Thursday, April 15, 2010

Using the find command

Today I was working on a problem with a coworker, and I saw him start to type the following:

find . | grep

I said, "no, I'm not going to let you do that. You need to do it the right way." (Yes, I do that sort of thing. Don't act like you didn't expect it.)

Don't get me wrong, there's nothing wrong with grep. It's a fine tool, and I encourage people to constantly try to become better with it. But it has its place, and this was not it. Using the find command properly in this case would result in less typing, and would spawn one less process. It may not be important for a one-line command, but in a larger script it might be more significant. Better to get in the right habit now, so that when you do find yourself working on that big script, you do it right the first time.

The find command is extremely powerful. Unlike locate, which uses a pre-built database of files and paths on your system, find searches your filesystem in real time, paying more attention to the individual files, and their properties. It may be slower than locate, but it's more accurate and far more flexible.

I see people use find mostly to search by filename, but it has plenty of other options. Let's start with filename and build from there. There are two relevant options:

-name
-iname

They are identical, except that -iname is case insensitive. Since files on a *nix system are traditionally all lowercase, you might want to save yourself a few processor cycles and just go with -name. If there's a chance that case may be an issue, use -iname instead.

find -name 'myfile.txt'

Using quotes is not strictly necessary with most filenames, but it's a good habit to get into. Keep in mind that by default, find searches by exact filenames. If you're not sure what the extension is, or you want to look anywhere in the filename, you can use globs:

find -iname '*myfile*'

The above commands will process files recursively, inside the current working directory. If you want to search a different directory, you need to specify it before any other options:

find /etc -name passwd

There are a few subtleties of find that you will encounter. They're not usually a big deal, but they can be annoying sometimes. For instance, find does not sort its results. If I expect a lot of results, I generally pipe it through the sort command. It also isn't very good at searching its own results, which is where grep can come in handy:

find / -name 'Net' | sort | grep -i perl

Now that you have the basics of find, let's explore some of the other options. Two that I use extensively are:

-ok
-exec

Again, these options are identical in purpose, but there is an important difference in how they behave. Both of them will execute a command on each file found, but -ok will ask for permission first (for each file) while -exec will just do it.
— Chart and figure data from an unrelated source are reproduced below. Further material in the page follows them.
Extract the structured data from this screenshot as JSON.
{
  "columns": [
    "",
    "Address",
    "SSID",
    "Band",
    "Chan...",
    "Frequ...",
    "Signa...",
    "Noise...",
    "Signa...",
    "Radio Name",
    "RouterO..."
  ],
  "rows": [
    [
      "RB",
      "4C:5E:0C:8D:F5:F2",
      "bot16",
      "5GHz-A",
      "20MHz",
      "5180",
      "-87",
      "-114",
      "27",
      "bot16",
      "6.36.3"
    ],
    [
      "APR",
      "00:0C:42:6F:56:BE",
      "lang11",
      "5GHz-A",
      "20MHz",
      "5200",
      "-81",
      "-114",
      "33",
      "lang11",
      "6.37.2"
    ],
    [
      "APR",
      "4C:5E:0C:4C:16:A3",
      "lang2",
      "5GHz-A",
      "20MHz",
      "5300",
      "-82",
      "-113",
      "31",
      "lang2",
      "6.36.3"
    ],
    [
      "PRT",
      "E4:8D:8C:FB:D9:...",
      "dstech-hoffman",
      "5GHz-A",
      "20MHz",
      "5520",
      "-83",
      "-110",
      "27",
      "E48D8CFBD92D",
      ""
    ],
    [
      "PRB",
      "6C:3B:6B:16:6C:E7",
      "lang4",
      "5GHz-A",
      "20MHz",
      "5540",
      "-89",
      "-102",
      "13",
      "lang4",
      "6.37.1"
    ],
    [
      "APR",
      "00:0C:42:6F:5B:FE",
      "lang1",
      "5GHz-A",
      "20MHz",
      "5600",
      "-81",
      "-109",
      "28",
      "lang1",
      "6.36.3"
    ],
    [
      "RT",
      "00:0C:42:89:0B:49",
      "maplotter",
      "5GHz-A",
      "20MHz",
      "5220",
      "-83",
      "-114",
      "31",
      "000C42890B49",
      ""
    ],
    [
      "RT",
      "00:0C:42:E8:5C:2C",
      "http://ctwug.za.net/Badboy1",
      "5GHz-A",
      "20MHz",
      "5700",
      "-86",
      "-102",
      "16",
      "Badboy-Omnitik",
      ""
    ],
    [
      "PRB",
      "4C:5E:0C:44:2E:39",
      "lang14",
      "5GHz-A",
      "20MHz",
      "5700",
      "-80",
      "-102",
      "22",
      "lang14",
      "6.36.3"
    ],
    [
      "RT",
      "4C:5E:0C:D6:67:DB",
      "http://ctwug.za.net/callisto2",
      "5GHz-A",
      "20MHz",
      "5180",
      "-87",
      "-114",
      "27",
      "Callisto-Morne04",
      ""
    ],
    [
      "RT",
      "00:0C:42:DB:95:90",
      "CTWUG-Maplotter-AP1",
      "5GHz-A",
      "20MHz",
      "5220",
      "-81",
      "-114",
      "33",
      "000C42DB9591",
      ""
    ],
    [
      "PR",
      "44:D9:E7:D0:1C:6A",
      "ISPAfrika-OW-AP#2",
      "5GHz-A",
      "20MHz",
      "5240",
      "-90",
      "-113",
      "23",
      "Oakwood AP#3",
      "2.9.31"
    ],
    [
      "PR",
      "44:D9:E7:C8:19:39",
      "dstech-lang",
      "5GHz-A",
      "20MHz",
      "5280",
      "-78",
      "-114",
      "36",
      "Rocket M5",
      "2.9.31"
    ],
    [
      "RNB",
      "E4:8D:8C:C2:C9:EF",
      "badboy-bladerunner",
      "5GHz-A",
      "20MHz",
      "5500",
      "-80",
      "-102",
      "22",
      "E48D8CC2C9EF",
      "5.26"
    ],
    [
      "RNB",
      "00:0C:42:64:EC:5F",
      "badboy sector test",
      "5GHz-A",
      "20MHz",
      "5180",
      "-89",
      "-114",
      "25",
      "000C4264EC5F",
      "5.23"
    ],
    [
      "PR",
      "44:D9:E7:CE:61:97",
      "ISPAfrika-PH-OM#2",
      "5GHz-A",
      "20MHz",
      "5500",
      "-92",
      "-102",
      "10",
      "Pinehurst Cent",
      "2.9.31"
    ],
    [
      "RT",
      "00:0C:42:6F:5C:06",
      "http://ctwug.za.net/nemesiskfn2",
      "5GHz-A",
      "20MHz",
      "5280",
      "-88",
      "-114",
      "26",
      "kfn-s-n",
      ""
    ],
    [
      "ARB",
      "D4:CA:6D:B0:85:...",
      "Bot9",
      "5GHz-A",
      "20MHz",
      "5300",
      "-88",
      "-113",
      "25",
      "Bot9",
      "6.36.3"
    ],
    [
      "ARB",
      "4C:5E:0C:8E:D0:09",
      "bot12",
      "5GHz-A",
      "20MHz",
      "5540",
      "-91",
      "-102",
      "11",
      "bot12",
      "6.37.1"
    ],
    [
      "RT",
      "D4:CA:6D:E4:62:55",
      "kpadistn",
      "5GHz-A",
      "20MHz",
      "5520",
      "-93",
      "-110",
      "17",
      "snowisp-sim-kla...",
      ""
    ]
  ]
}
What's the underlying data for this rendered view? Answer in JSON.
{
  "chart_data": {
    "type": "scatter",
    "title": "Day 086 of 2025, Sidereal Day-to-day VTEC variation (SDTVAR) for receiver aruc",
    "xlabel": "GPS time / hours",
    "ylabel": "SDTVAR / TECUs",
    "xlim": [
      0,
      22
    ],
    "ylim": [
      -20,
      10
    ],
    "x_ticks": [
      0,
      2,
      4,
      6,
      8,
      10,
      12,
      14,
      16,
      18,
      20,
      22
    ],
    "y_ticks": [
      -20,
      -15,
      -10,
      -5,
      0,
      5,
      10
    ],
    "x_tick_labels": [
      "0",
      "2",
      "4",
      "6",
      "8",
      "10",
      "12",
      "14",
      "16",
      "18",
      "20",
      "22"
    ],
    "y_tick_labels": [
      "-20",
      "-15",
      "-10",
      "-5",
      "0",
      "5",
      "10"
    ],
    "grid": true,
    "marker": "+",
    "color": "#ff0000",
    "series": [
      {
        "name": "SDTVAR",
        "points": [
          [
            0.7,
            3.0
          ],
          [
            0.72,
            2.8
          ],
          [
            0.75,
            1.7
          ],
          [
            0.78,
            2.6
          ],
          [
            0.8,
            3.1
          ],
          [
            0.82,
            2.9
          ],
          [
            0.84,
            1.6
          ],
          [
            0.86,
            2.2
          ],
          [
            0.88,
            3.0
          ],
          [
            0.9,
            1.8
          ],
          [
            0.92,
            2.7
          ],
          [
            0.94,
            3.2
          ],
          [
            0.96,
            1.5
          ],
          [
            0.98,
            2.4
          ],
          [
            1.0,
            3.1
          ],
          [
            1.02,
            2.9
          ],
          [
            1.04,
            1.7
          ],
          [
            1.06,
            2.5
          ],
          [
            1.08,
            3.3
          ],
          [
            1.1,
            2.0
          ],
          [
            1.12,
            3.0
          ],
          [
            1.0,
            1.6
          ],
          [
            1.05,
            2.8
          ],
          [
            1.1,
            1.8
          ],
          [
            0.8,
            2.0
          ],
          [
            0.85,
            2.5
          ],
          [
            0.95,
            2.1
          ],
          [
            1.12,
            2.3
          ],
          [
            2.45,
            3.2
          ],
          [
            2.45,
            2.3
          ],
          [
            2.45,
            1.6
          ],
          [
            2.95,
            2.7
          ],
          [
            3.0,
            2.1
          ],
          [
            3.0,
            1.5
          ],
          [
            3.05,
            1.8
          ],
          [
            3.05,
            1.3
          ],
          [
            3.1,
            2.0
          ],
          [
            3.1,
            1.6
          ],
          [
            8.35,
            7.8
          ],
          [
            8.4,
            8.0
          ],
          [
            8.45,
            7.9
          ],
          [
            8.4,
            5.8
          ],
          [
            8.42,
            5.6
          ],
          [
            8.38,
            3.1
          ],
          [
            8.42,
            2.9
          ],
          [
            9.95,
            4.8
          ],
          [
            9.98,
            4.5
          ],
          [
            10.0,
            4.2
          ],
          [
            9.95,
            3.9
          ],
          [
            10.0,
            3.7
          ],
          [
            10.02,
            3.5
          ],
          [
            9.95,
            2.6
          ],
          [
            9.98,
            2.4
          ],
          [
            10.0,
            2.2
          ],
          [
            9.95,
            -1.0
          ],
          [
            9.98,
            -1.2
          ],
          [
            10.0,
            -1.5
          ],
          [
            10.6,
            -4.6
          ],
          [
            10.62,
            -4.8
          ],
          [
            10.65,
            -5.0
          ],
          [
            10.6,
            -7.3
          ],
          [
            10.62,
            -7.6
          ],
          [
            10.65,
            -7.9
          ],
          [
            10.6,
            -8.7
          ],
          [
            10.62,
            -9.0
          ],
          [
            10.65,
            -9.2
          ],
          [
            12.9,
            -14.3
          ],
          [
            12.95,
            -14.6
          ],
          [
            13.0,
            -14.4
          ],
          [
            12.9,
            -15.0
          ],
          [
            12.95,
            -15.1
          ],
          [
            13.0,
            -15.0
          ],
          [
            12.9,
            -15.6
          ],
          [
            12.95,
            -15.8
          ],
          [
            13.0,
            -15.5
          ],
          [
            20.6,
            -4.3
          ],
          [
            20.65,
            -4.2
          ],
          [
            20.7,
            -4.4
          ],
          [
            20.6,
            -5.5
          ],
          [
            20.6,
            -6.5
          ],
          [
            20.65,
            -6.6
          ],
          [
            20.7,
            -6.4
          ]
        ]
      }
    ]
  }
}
find /etc -name '*conf' -exec mv {} {}.orig \;

First off, everything between -exec (or -ok) and \; is the command that you want to run. Make sure you escape that semi-colon at the end with a backslash, or you'll be sorry. The {} is a placeholder for the filename that was found by find. In this case, we're actually going to be performing a series of commands that looks like this:

mv /etc/httpd/conf/httpd.conf /etc/httpd/conf/httpd.conf.orig
mv /etc/httpd/conf.d/ssl.conf /etc/httpd/conf.d/ssl.conf.orig
mv /etc/httpd/conf.d/perl.conf /etc/httpd/conf.d/perl.conf.orig
...SNIP...

You're not limited to just searching filenames by glob. The find command does actually have support for regular expressions, using the following:

-regex
-iregex

I don't think I need to tell you that -iregex is the case-insensitive version of -regex. If you already know how to use grep, this isn't much of a stretch:

find -regex ".*deskto."

The find command also supports boolean logic:

-and (or -a)
-or (or -o)
-not

Let's combine these with couple more options from the man page:

touch /tmp/jayceweb.tar.bz2
find / -user jayce -and -group apache -exec tar --remove-files -jrf /tmp/jayceweb.tar.bz2 {} \;

This is the sort of command a person might run if they found a user on their system that they didn't trust, and wanted to quaratine all of their web files. First we make an empty tar file, then we add the suspicious files to it, removing them once they've been archived. It assumes that the user that owns the files is jayce, and the group that owns the files is apache. You could also make use of:

-uid
-gid
-nouser
-nogroup

That's probably enough of a primer to get you started. Now would be a good time to check the man page for some of the other myriad options that you can use to check by date stamp(s), file size, file type and even permissions. A little practice with this powerful command will save you time and energy, and increase your productivity like you won't believe.